I Am Being Made To Salute The Blair Flag

By sizemore Last edited 221 months ago

Last Updated 10 November 2005

I Am Being Made To Salute The Blair Flag
blair_fist.jpg

Following on from Blair's defeat over the 90 day nonsense there's a brilliant piece in The Guardian that pulls apart The Sun's pro-Tony stance by talking to the person whose photograph from the 7th of July was placed under their headline 'Tell Tony He's Right'. Not only was bomb victim John Tulloch against yesterday's proposal he's also anti Blair and outlines very eloquently exactly why.

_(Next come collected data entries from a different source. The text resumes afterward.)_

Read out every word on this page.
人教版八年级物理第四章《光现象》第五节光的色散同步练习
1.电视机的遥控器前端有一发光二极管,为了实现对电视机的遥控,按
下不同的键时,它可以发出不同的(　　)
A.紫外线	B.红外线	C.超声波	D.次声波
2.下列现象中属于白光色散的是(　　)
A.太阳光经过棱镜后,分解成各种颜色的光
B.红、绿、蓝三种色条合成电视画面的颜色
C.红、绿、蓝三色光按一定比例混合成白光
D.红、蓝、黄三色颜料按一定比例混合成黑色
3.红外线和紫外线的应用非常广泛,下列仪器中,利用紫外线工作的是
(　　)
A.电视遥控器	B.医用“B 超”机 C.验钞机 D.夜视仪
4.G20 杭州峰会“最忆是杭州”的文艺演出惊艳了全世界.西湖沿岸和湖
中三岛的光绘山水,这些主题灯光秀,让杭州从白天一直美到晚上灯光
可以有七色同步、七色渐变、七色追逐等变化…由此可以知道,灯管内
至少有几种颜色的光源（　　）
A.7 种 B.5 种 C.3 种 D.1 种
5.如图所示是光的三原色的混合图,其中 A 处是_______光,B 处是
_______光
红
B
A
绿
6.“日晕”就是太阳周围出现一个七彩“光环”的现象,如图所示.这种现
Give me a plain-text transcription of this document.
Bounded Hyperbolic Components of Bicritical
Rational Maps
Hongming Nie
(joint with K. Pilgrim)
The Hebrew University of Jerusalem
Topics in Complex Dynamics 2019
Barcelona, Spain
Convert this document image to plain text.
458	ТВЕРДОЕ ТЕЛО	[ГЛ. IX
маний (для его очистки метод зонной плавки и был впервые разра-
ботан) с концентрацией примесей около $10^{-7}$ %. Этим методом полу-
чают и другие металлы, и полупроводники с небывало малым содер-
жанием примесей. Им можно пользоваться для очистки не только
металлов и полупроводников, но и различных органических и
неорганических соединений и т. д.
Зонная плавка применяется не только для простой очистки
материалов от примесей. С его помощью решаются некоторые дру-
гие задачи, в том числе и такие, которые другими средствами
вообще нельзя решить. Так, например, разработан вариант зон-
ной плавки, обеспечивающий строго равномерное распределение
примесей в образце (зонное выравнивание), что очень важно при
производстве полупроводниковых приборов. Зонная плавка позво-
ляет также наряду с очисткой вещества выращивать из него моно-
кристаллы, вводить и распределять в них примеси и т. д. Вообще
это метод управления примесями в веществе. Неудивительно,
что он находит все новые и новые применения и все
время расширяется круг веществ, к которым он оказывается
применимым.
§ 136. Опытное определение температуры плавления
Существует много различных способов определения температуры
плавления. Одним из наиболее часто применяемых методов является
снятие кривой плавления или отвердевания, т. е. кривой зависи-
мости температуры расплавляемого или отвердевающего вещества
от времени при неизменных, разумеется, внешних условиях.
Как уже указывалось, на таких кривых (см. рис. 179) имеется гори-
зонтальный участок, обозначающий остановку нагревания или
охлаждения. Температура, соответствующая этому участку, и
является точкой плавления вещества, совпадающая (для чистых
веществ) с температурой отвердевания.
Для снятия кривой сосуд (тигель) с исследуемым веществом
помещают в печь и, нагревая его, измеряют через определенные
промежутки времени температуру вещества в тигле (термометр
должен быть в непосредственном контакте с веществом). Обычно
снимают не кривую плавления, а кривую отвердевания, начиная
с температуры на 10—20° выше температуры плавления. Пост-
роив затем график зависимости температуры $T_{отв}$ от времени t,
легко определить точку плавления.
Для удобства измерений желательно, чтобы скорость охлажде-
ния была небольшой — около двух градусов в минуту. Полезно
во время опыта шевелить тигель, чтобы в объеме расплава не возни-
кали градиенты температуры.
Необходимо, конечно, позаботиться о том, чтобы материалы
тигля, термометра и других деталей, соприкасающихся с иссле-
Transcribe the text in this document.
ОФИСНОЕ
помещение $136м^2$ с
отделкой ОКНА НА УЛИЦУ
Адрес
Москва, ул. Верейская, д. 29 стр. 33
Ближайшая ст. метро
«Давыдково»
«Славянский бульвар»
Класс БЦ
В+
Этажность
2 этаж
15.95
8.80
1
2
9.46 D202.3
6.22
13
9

"This is using my image to push through draconian and utterly unnecessary terrorism legislation. Its incredibly ironic that the Sun's rhetoric is as the voice of the people yet they don't actually ask the people involved, the victims, what they think. If you want to use my image, the words coming out of my mouth would be, 'Not in my name, Tony'. I haven't read anything or seen anything in the past few months to convince me these laws are necessary."

The Sun really grabbed a tiger by the tail with this one as Mr Tulloch, a university professor, is currently writing a book on what happens when a professor of media studies, habituated to deconstructing news stories, becomes the subject of the story. Not just an analysis on Murdoch's media and Blair's bad judgment, the story also deals in detail with what happened to Mr Tulloch that morning. Investigators believe that he was probably sat directly opposite Mohammed Siddique Khan:

"The floor was all buckled, there was a crater and someone was in it. I didn't want to look and I couldn't see properly, fortunately. I looked back across the carriage. There were bodies and beyond I could see the other train [which had stopped alongside as a result of the blast]. It was surreal."

Tellingly his thoughts on what happened to him and the resulting media circus are more complicated than the tabloids and their love of black vs. white simplicity would care for:

Two photographs, he says, struck him particularly forcefully: "One of the suicide bombers, Germaine [Lindsay], with his wife and babies. Here was this loving woman with her children, their faces pixillated out to protect them. It brought tears to my eyes. I just felt sad for her and what's going to happen to her." The second image, however, made him furious. "I saw those photos of Blair at Gleneagles. I saw his performative act, the way he put his head down and held his hands. Of course he was ready for it. Of course he had his performance all ready for it. I was very angry about that."